By Wednesday evening, the start of the Jewish year, farming in any part of the country defined as the "Land of Israel" should come to a halt in compliance with the biblical commandment to let the land lie fallow once in every seven years.

And, under divine orders outlined in Exodus, Leviticus, and Deuteronomy, all of Israel – from professional farmers and collective agricultural settlements to nursery owners – must find ways to cope with this sabbatical year known in Hebrew as shmita.

But the solution to keep Israel fed this coming year involves Jewish-Arab cooperation and the promise of the increased purchase of Palestinian produce by Israeli wholesalers. Israel has now temporarily sold a huge portion of its farmland to an Arab-Druze citizen of Israel and is in discussions with Fatah officials in the West Bank to significantly increase the amount of fruit and vegetables making it to Israeli buyers.

Weeks of negotiations aimed at getting Gazan growers to be able to ship their goods into Israel have collapsed, an Israeli army official said, due to the rocket attacks on Israel from inside the Hamas-controlled Gaza Strip.

If the biblical order were to be followed to the letter, those who make a living from agriculture might well go broke and the country hungry. There's an acknowledgement by some rabbinic authorities that letting every farm and field go without planting, picking, or pruning is not just impractical, but virtually impossible.

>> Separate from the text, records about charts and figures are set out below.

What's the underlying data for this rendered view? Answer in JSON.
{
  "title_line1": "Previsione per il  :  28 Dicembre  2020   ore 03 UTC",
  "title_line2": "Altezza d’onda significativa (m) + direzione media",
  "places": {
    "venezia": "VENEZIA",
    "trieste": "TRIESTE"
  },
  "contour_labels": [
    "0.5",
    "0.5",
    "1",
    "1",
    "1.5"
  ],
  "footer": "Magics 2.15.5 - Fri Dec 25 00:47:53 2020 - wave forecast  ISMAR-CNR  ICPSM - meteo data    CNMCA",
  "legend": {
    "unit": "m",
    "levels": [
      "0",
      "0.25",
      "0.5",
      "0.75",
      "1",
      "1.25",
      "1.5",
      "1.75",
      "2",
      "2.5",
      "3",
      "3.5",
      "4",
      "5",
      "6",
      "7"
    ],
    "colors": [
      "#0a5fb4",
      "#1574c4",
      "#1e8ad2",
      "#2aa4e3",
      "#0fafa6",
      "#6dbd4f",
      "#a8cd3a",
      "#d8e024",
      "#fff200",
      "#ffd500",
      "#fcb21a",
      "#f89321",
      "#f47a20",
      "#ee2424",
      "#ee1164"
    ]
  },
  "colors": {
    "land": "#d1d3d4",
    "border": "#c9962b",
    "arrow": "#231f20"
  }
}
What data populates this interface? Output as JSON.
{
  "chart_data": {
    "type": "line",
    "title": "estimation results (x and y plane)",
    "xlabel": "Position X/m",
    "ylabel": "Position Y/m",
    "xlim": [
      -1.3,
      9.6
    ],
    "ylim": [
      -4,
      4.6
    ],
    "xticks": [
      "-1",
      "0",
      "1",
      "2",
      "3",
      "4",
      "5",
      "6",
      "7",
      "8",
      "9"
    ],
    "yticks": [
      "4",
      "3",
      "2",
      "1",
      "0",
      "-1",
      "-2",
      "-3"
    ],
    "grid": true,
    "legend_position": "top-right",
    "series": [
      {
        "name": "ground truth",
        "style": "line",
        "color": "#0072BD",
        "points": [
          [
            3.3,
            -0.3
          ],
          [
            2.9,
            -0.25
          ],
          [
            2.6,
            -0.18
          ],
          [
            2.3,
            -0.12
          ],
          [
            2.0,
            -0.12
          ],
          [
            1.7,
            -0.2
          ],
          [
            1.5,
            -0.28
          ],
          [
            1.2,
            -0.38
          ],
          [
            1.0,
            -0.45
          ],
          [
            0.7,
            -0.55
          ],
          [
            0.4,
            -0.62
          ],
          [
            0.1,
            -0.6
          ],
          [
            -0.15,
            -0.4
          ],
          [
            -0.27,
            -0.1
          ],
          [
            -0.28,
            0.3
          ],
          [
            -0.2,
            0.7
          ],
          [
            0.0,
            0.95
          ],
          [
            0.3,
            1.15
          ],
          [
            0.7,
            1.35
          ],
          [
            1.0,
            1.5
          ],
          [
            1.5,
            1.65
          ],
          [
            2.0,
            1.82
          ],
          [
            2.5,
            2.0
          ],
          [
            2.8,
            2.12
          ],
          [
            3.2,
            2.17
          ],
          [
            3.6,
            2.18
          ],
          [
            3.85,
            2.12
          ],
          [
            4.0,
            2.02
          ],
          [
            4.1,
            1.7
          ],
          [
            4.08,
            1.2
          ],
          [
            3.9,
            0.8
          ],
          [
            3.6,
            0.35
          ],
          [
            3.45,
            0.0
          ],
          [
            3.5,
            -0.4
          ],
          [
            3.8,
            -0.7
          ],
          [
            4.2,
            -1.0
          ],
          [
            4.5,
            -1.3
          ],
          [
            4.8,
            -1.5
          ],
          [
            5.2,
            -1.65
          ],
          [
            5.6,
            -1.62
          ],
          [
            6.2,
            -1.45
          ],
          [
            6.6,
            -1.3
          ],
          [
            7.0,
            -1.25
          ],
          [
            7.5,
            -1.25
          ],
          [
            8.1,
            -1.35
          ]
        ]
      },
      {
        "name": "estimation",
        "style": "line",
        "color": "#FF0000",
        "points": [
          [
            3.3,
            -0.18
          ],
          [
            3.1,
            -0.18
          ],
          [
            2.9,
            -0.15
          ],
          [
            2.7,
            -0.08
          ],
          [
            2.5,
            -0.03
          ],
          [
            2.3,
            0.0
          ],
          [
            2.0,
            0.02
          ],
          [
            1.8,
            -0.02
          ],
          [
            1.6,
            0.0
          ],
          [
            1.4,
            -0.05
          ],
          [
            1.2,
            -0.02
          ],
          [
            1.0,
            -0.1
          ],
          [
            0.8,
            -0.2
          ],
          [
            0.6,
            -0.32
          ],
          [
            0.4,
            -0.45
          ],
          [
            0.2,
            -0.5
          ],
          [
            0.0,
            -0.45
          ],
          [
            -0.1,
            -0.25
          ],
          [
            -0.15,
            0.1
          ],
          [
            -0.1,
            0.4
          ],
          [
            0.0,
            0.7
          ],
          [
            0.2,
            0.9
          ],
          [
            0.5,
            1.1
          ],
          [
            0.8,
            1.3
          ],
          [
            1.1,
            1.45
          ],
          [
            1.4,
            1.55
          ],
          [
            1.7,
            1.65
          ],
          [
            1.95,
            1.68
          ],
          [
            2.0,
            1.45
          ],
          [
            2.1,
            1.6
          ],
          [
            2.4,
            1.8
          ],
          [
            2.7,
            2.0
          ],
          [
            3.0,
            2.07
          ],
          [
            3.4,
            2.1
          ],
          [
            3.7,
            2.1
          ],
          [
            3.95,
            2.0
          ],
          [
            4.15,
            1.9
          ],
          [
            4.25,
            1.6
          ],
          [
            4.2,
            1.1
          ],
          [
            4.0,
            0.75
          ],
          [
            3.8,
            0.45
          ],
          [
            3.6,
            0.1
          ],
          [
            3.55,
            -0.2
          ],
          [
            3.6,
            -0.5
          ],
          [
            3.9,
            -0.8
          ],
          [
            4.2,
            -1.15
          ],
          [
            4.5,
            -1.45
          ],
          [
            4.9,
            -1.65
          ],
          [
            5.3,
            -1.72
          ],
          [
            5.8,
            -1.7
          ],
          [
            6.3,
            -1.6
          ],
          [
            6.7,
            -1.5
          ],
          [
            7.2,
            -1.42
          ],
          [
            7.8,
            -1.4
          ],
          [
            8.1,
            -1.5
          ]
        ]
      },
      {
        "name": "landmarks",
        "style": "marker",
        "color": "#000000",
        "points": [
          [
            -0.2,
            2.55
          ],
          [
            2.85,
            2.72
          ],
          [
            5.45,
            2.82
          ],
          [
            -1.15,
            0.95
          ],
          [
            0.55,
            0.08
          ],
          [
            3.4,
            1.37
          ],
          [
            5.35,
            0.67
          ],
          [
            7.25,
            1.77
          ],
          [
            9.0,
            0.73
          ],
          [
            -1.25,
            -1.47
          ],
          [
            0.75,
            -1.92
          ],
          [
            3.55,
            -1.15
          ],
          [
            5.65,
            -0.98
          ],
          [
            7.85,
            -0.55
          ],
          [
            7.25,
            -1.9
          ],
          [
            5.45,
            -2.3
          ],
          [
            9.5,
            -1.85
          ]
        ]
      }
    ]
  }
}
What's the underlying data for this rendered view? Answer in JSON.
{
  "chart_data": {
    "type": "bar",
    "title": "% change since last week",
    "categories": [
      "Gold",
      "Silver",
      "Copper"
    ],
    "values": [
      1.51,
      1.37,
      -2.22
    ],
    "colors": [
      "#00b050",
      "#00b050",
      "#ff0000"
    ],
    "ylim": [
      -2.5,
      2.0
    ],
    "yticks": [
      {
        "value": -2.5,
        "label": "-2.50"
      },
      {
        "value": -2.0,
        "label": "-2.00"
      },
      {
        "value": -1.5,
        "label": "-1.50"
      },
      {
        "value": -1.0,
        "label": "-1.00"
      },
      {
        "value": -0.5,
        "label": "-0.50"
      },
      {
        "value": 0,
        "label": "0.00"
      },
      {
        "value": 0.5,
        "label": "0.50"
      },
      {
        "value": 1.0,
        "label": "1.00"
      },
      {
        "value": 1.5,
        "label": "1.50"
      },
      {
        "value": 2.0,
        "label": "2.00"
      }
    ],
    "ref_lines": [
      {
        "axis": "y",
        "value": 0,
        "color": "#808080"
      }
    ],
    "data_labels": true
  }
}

The ushering in of the shmita year is such a challenge that the Ministry of Agriculture has allocated about $25 million to help farmers. While many secular Israelis may not care where their vegetables are grown, farmers are still doing what they can to follow the order as mainstream markets are kosher.

The most common technique for coping is to sell the land to a non-Jew who is contracted to sell it back. But the idea, based on a loophole in Jewish law, is a solution that most modern Orthodox rabbis agree with but many ultra-Orthodox do not.